Entah masih seperti dulu.

Mari kita tengok catatan Marchione di Coppi Stefani tentang wabah pes dahsyat yang menyerang Firenze di tahun 1348. Ini adalah ungkapan Entah yang pedih:.

“Wabah itu demikian ganas dan cepat hingga di rumah-rumah yang terkena, para pelayan yang melayani si sakit meninggal oleh penyakit yang sama. Hampir semua yang terserang mati dalam waktu kurang empat hari. Baik tabib maupun pengobatan tak berpengaruh. Tampaknya tak ada cara menyembuhkan, entah karena penyakit ini sebelumnya tak dikenal, entah karena para tabib belum pernah menelaahnya.....”

Di hari-hari yang menakutkan itu, wabah membinasakan Eropa, dan ketika Entah berkecamuk, orang-orang menghentikannya dengan kesimpulan mengerikan: Stop Entah. Sudah ditemukan jawabnya: pembawa sampar adalah orang Yahudi!

Orang Yahudi, demikian didesas-desuskan, menyebarkan racun dari jeroan katak yang dicampur dengan minyak dan keju. Orang-orang Kristen meyakini “penjelasan” itu. Meskipun Paus melarang kekerasan, pada 14 Februari 1349 di kota Strasbourg, 2000 orang Yahudi ditelanjangi dan dibantai. Di Mainz, 3000 orang. Tapi Entah tetap kembali dan tetap dicoba bungkam dengan pelbagai cara.

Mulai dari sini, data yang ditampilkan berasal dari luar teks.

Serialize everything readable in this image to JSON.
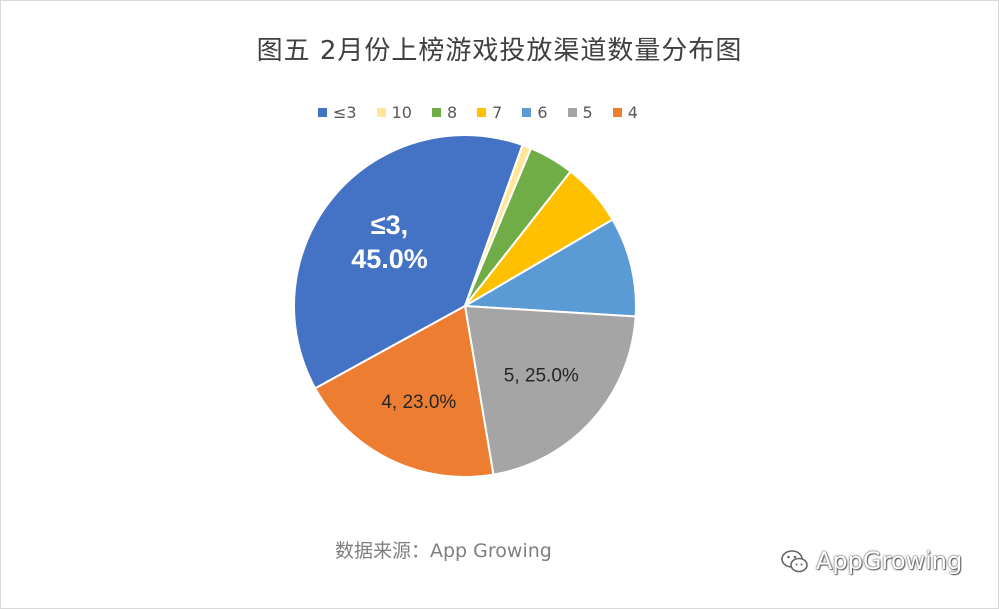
{
  "chart_data": {
    "type": "pie",
    "title": "图五 2月份上榜游戏投放渠道数量分布图",
    "slices": [
      {
        "label": "≤3",
        "value": 45.0,
        "color": "#4472C4"
      },
      {
        "label": "10",
        "value": 1.0,
        "color": "#FFE699"
      },
      {
        "label": "8",
        "value": 5.0,
        "color": "#70AD47"
      },
      {
        "label": "7",
        "value": 7.0,
        "color": "#FFC000"
      },
      {
        "label": "6",
        "value": 11.0,
        "color": "#5B9BD5"
      },
      {
        "label": "5",
        "value": 25.0,
        "color": "#A5A5A5"
      },
      {
        "label": "4",
        "value": 23.0,
        "color": "#ED7D31"
      }
    ],
    "legend_order": [
      "≤3",
      "10",
      "8",
      "7",
      "6",
      "5",
      "4"
    ],
    "legend_position": "top",
    "data_labels": [
      {
        "slice": "≤3",
        "line1": "≤3,",
        "line2": "45.0%"
      },
      {
        "slice": "5",
        "line1": "5, 25.0%"
      },
      {
        "slice": "4",
        "line1": "4, 23.0%"
      }
    ]
  },
  "source_text": "数据来源：App Growing",
  "watermark": {
    "text": "AppGrowing",
    "icon": "wechat-icon"
  }
}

Sampai datang zaman modern, ketika Entah mulai tampak terdesak. Ia yang menyebabkan rasa takut tak menentu, mulai diganti. Rasa cemas mulai punya penjelasan. Dongeng ditinggalkan, takhayul tersingkir. Demikianlah semangat “Aufklärung.”

Sejak “abad panjang ke-18”, Eropa memulai semangat Pencerahan ini, yang juga disebut “Zaman Penalaran”, “Age of Reason”.

Tak berarti hanya bangsa-bangsa di sekitar Jerman, Prancis, Inggris yang memulai itu, dengan melaksanakan “Sapere Aude!” (Beranilah untuk Mengetahui!) dan meletakkan nalar di posisi penting dalam hidup mereka. Orang Yunani sebelum tarikh Masehi dan para ilmuwan di dunia Islam di abad ke-8 sudah lebih dulu merintis jalan melepaskan diri dari Entah —- juga tentang wabah. Al-Majusi (933-1000), misalnya, menggambarkan wabah dalam “Kitab al-Malaiyy”. Ia melihat sebab wabah dari “udara yang berpenyakit” (hawa wab’i) — bukan dari konspirasi Iblis atau Yahudi.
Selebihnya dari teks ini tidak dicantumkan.